Thursday, May 22, 2014

YEP Award – A Winner’s Perspective

In our last blog, “Universities in Japan Granted with the YEP Award”, we announced the latest winners of the award. The YEP (Yes! Education Program) Award, an initiative run by our partners AET Japan, grants an extended one-year license to universities that use CST software, in order to assist  their research projects. In this blog, Dr. Yasuaki Monnai from The University of Tokyo and winner of the YEP Award 2013, describes his recent research paper and details how he and his team use CST in their lab.  

Winner’s comment (By Dr.
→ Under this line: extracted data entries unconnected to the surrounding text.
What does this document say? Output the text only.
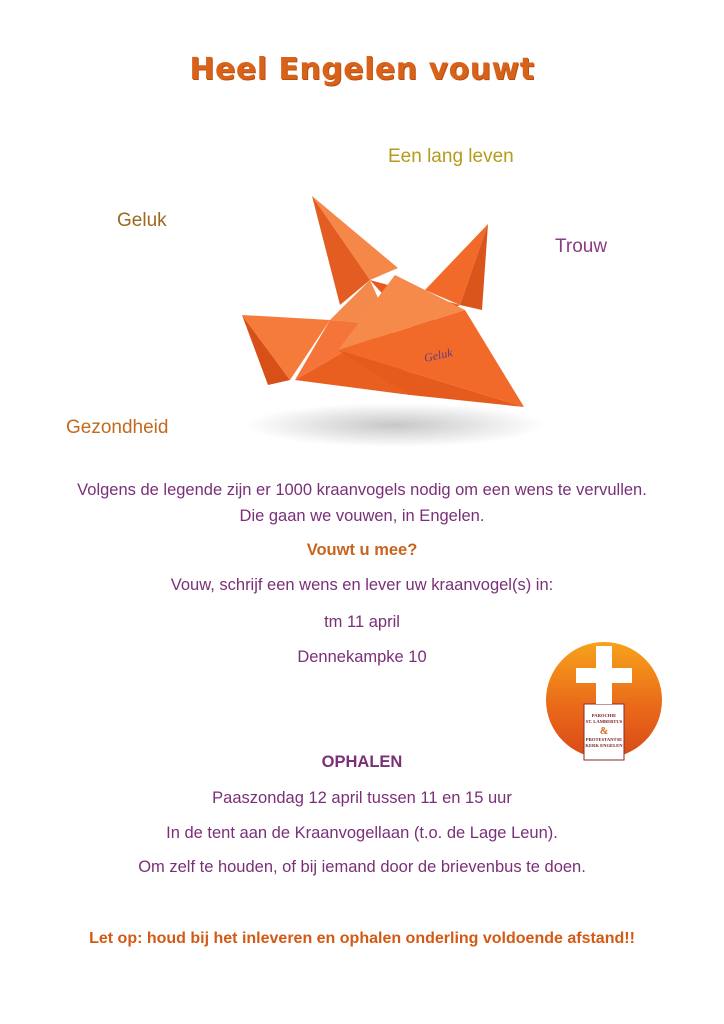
Heel Engelen vouwt
Een lang leven
Geluk
Trouw
Gezondheid
Geluk
Volgens de legende zijn er 1000 kraanvogels nodig om een wens te vervullen.
Die gaan we vouwen, in Engelen.
Vouwt u mee?
Vouw, schrijf een wens en lever uw kraanvogel(s) in:
tm 11 april
Dennekampke 10
PAROCHIE
ST. LAMBERTUS
&
PROTESTANTSE
KERK ENGELEN
OPHALEN
Paaszondag 12 april tussen 11 en 15 uur
In de tent aan de Kraanvogellaan (t.o. de Lage Leun).
Om zelf te houden, of bij iemand door de brievenbus te doen.
Let op: houd bij het inleveren en ophalen onderling voldoende afstand!!
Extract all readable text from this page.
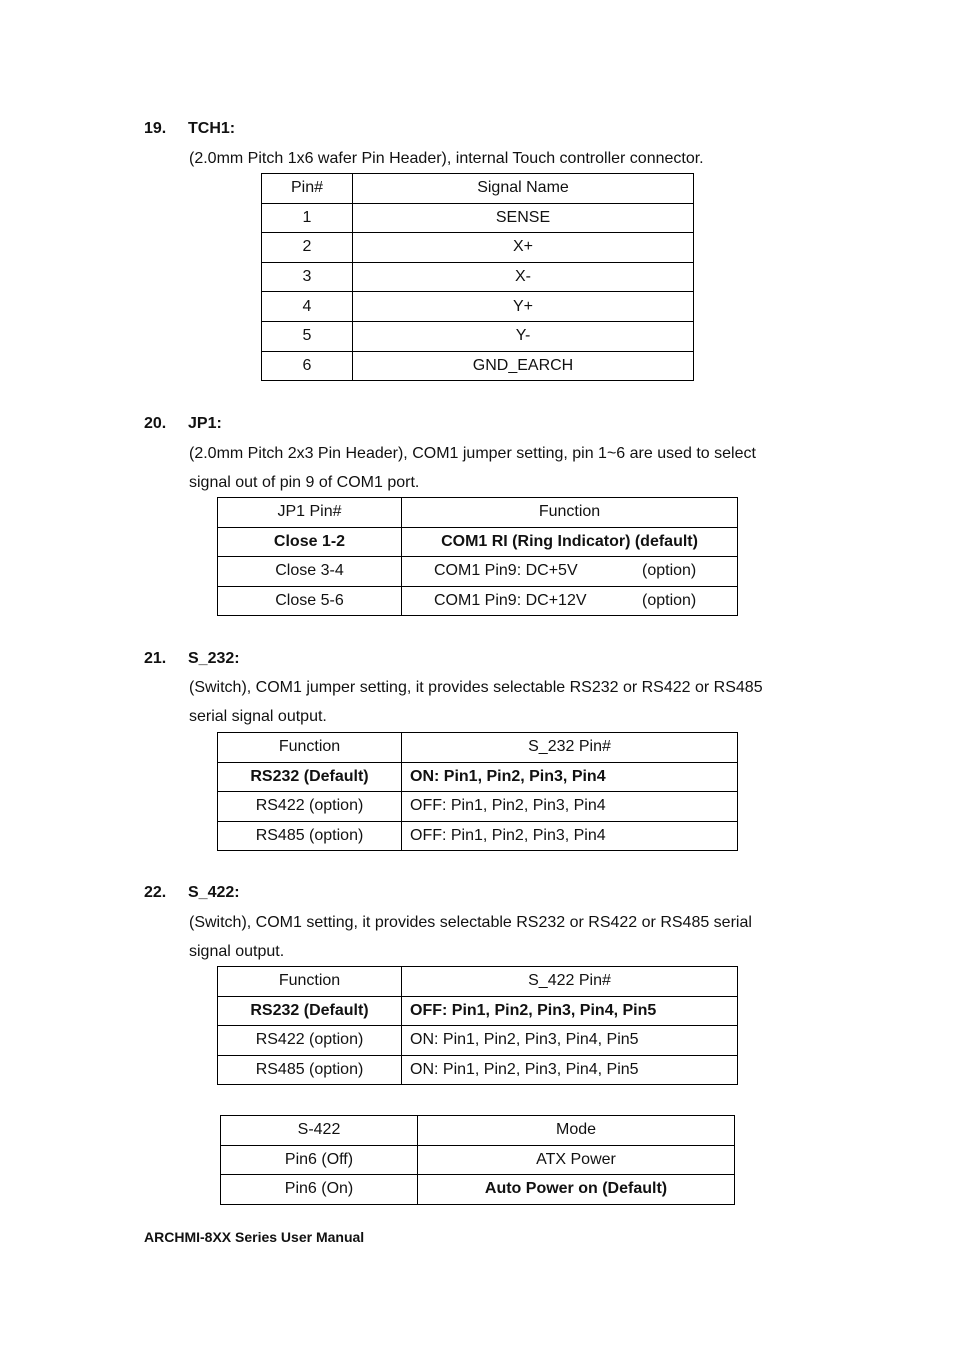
19. TCH1:
(2.0mm Pitch 1x6 wafer Pin Header), internal Touch controller connector.
Pin#	Signal Name
1	SENSE
2	X+
3	X-
4	Y+
5	Y-
6	GND_EARCH
20. JP1:
(2.0mm Pitch 2x3 Pin Header), COM1 jumper setting, pin 1~6 are used to select
signal out of pin 9 of COM1 port.
JP1 Pin#	Function
Close 1-2	COM1 RI (Ring Indicator) (default)
Close 3-4	COM1 Pin9: DC+5V (option)
Close 5-6	COM1 Pin9: DC+12V (option)
21. S_232:
(Switch), COM1 jumper setting, it provides selectable RS232 or RS422 or RS485
serial signal output.
Function	S_232 Pin#
RS232 (Default)	ON: Pin1, Pin2, Pin3, Pin4
RS422 (option)	OFF: Pin1, Pin2, Pin3, Pin4
RS485 (option)	OFF: Pin1, Pin2, Pin3, Pin4
22. S_422:
(Switch), COM1 setting, it provides selectable RS232 or RS422 or RS485 serial
signal output.
Function	S_422 Pin#
RS232 (Default)	OFF: Pin1, Pin2, Pin3, Pin4, Pin5
RS422 (option)	ON: Pin1, Pin2, Pin3, Pin4, Pin5
RS485 (option)	ON: Pin1, Pin2, Pin3, Pin4, Pin5
S-422	Mode
Pin6 (Off)	ATX Power
Pin6 (On)	Auto Power on (Default)
ARCHMI-8XX Series User Manual
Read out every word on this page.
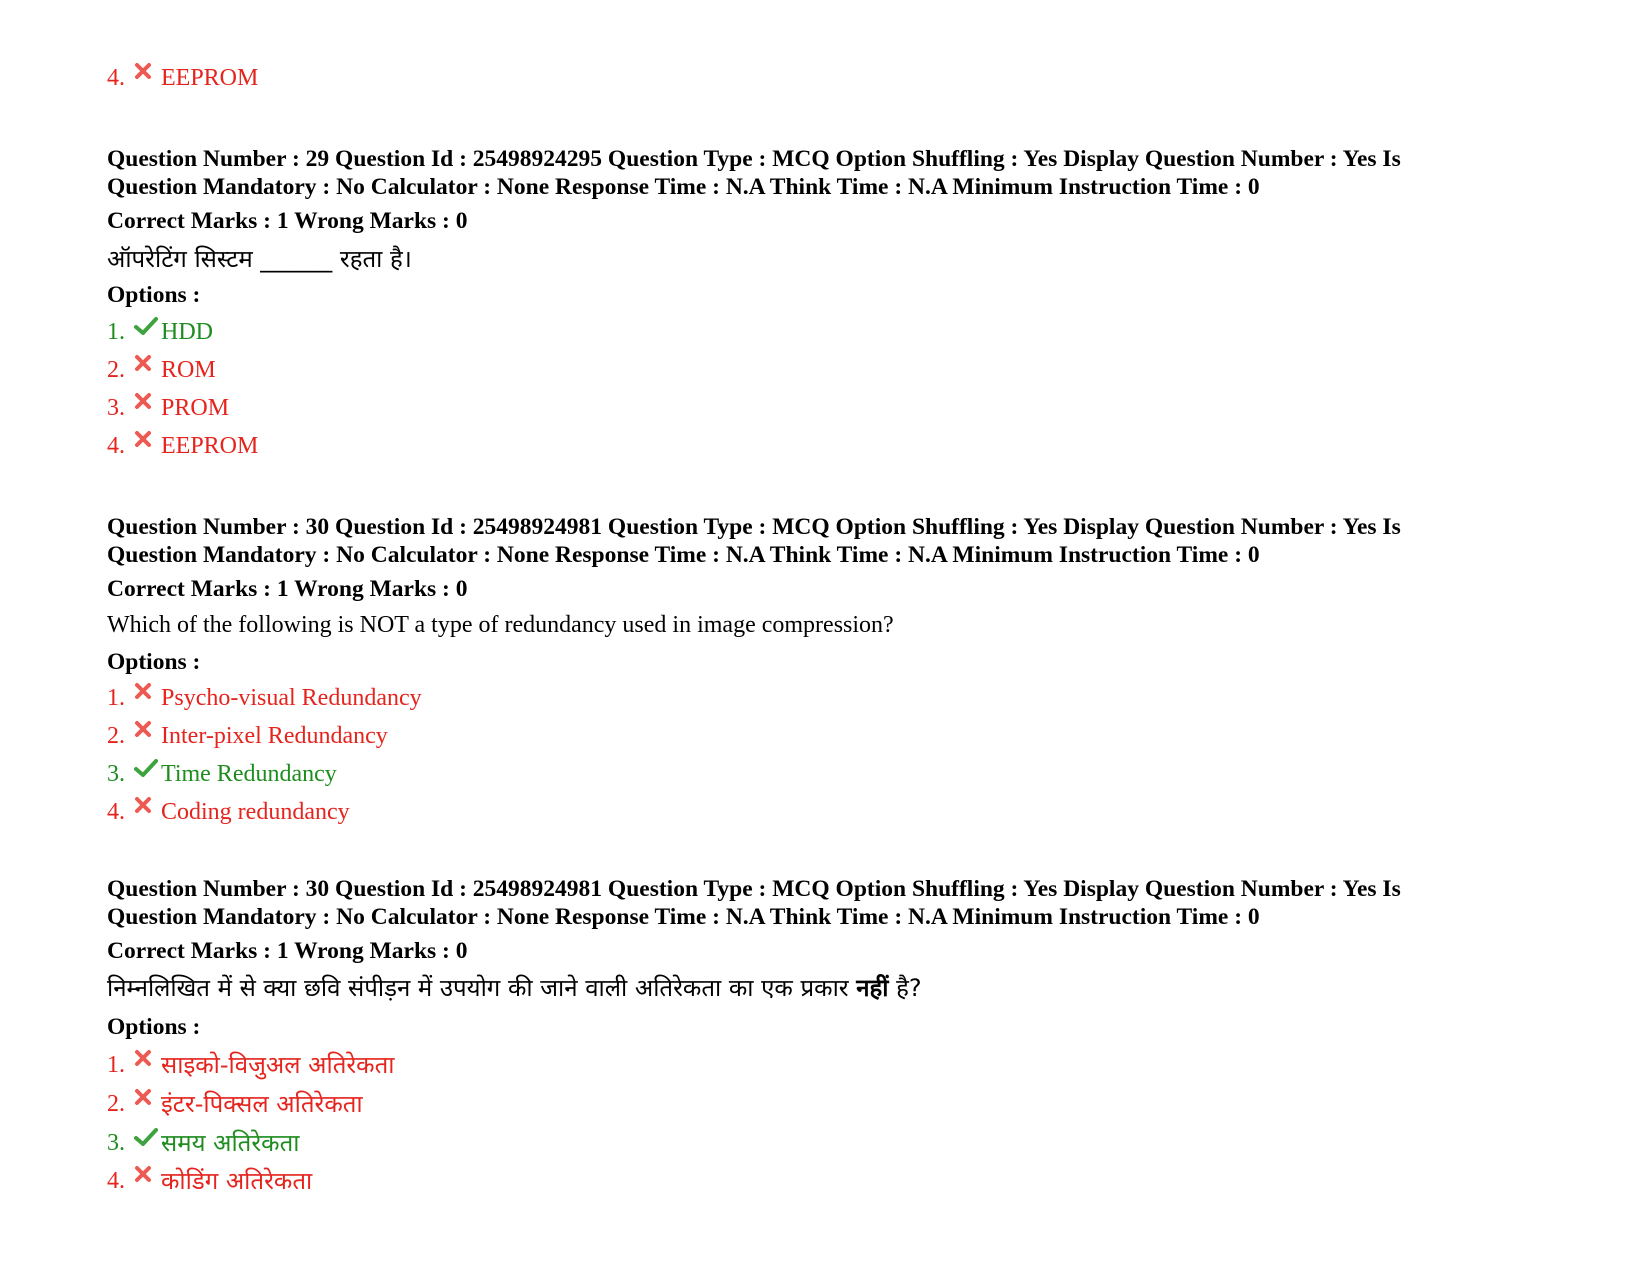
4.	EEPROM
Question Number : 29 Question Id : 25498924295 Question Type : MCQ Option Shuffling : Yes Display Question Number : Yes Is
Question Mandatory : No Calculator : None Response Time : N.A Think Time : N.A Minimum Instruction Time : 0
Correct Marks : 1 Wrong Marks : 0
ऑपरेटिंग सिस्टम ______ रहता है।
Options :
1.	HDD
2.	ROM
3.	PROM
4.	EEPROM
Question Number : 30 Question Id : 25498924981 Question Type : MCQ Option Shuffling : Yes Display Question Number : Yes Is
Question Mandatory : No Calculator : None Response Time : N.A Think Time : N.A Minimum Instruction Time : 0
Correct Marks : 1 Wrong Marks : 0
Which of the following is NOT a type of redundancy used in image compression?
Options :
1.	Psycho-visual Redundancy
2.	Inter-pixel Redundancy
3.	Time Redundancy
4.	Coding redundancy
Question Number : 30 Question Id : 25498924981 Question Type : MCQ Option Shuffling : Yes Display Question Number : Yes Is
Question Mandatory : No Calculator : None Response Time : N.A Think Time : N.A Minimum Instruction Time : 0
Correct Marks : 1 Wrong Marks : 0
निम्नलिखित में से क्या छवि संपीड़न में उपयोग की जाने वाली अतिरेकता का एक प्रकार नहीं है?
Options :
1.	साइको-विजुअल अतिरेकता
2.	इंटर-पिक्सल अतिरेकता
3.	समय अतिरेकता
4.	कोडिंग अतिरेकता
Yasuaki Monnai from The University of Tokyo)

It is our great honor and pleasure that our recent paper [*] has been awarded for the YEP Award. In that paper, we presented a planar millimeter-wave antenna based on surface-wave scattering from a perturbed metal corrugation. The simulation of surface-waves is not quite compatible with a conventional transmission line model, so a direct calculation of Maxwell’s equations is important. Being based on the direct calculation along with realistic excitation ports and probes, we are allowed to model and investigate whatever strange structures on CST. We thus regard the CST as a virtual lab that allows us to not only prototype a new device but also predict how it is characterized. Consequently, new challenging ideas can be tested with a great speed at a low cost.

Our group has been working on the engineering of wide EM spectra ranging from MHz to THz for applications such as communication, sensing, and wireless power transmission with an emphasis on how they can be merged in human-computer interaction scenarios.

Irrespective of the spectra, we have been using CST for almost 10 years. CST serves also as the best tool for students to learn Maxwell’s equations as well as a common language when performing international collaborations. We believe CST is one of the first needs when starting up a new lab.

[*] T. Okuyama, Y. Monnai, and H. Shinoda, “20 GHz Focusing Antennas Based on Corrugated Waveguide Scattering,” IEEE AWPL, vol.12, no.1, pp.1284- 1286, 2013, has received the YEP Award.